The execution of these two premises is to be overseen by an intricate structure of civil servants, subject to their discretion, thus reinforcing a “bureaucracy” which inhabits the language of revolutionary self-criticism.
The title of the decree reflects the particular vision that the Cuban government has about art because it refers to “the provision of artistic services”. If the purpose of art is to provide a service, then it essentially provides only to the regime and to no one else.
Art as a utilitarian artefact not only contravenes the Universal Declaration of Human Rights (Cuba is an active member of the United Nations Organisation), but also the basic principles of the United Nations for Education, Science and Culture (UNESCO).
The decree does not include anything new to the current practice of the Cuban government in the management of social engineering of its population, however, it offers a legal cover to a reactionary, ancient and regressive practice even in the field of those who consider themselves progressive. Nobody can deny the extraordinary achievement of Cuba in terms of providing basic necessities to its citizens, particularly provisions of health and education; this in spite of a setback of over fifty years, resulting from a political and economic embargo from the world’s most powerful nation. Under these conditions, creatives in Cuba were not only free to practice art but were actively promoted by the State and became a symbol of a global solidarity.
Ultimately, the freedom that is inherent to creative acts is something that a government whose only objective it is to remain in power, will be unable to tolerate. In adopting the act and implementing the decree, they will find themselves in a creative desert that will bore even themselves. The nomenclature living in their material comfort will seek to see Hollywood movies, instead of listening to their own propaganda.

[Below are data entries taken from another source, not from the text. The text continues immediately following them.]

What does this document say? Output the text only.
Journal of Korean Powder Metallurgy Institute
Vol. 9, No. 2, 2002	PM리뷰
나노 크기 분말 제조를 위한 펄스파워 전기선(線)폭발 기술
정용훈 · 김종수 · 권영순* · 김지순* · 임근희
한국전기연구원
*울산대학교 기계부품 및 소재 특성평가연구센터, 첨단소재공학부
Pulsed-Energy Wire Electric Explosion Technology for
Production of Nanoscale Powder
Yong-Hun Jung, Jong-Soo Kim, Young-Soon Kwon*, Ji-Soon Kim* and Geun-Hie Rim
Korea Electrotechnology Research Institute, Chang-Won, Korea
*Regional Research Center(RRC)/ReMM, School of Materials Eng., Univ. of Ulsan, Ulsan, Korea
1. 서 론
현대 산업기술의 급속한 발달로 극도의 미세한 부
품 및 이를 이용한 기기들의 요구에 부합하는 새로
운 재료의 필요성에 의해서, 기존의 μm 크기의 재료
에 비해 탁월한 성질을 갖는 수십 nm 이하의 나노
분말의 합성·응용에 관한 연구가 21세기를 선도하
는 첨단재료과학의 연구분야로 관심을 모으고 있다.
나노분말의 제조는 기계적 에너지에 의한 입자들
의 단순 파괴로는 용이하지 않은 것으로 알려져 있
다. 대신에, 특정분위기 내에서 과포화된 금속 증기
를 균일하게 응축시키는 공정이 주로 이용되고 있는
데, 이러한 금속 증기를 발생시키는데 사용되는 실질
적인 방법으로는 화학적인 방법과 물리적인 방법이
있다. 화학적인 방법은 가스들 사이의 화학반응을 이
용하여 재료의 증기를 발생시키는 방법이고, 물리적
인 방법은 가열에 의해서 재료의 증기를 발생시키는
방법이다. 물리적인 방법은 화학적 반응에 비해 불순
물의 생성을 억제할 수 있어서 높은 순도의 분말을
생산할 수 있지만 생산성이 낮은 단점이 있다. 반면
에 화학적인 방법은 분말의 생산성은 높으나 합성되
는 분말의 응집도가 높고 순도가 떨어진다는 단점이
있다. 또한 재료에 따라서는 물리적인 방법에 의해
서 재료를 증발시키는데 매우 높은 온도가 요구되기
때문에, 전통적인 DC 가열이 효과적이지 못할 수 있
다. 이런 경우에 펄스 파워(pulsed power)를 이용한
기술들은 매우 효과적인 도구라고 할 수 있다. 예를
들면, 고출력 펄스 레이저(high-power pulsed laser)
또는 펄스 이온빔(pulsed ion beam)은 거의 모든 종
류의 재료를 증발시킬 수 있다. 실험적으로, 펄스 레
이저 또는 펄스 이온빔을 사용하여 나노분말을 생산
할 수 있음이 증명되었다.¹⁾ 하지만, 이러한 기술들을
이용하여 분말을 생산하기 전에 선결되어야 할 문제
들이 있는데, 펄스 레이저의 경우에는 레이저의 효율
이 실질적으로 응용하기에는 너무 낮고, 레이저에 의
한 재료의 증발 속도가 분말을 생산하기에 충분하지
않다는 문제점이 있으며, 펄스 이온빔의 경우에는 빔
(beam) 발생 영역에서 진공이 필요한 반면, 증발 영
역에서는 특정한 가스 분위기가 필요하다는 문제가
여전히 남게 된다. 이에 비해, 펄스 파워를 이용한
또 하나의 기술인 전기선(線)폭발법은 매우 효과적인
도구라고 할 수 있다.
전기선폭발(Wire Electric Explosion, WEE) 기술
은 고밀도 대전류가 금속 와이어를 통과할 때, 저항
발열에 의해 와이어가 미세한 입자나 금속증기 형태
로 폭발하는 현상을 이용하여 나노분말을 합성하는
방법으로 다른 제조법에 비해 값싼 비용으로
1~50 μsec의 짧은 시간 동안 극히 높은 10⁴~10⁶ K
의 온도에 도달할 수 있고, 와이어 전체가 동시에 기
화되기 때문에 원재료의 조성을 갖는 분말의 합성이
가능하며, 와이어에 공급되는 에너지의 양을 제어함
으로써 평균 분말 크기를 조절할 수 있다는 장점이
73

Freedom of creation, a basic human expression, is becoming a “problematic” issue for many governments in the world. A degradation of fundamental rights is evident not only in the unfair detention of internationally recognised creatives, but mainly in attacking the fundamental rights of every single creator. Their strategy, based on the construction of a legal framework, constrains basic fundamental human rights that are inalienable such as freedom of speech. This problem occurs today on a global scale and should concern us all.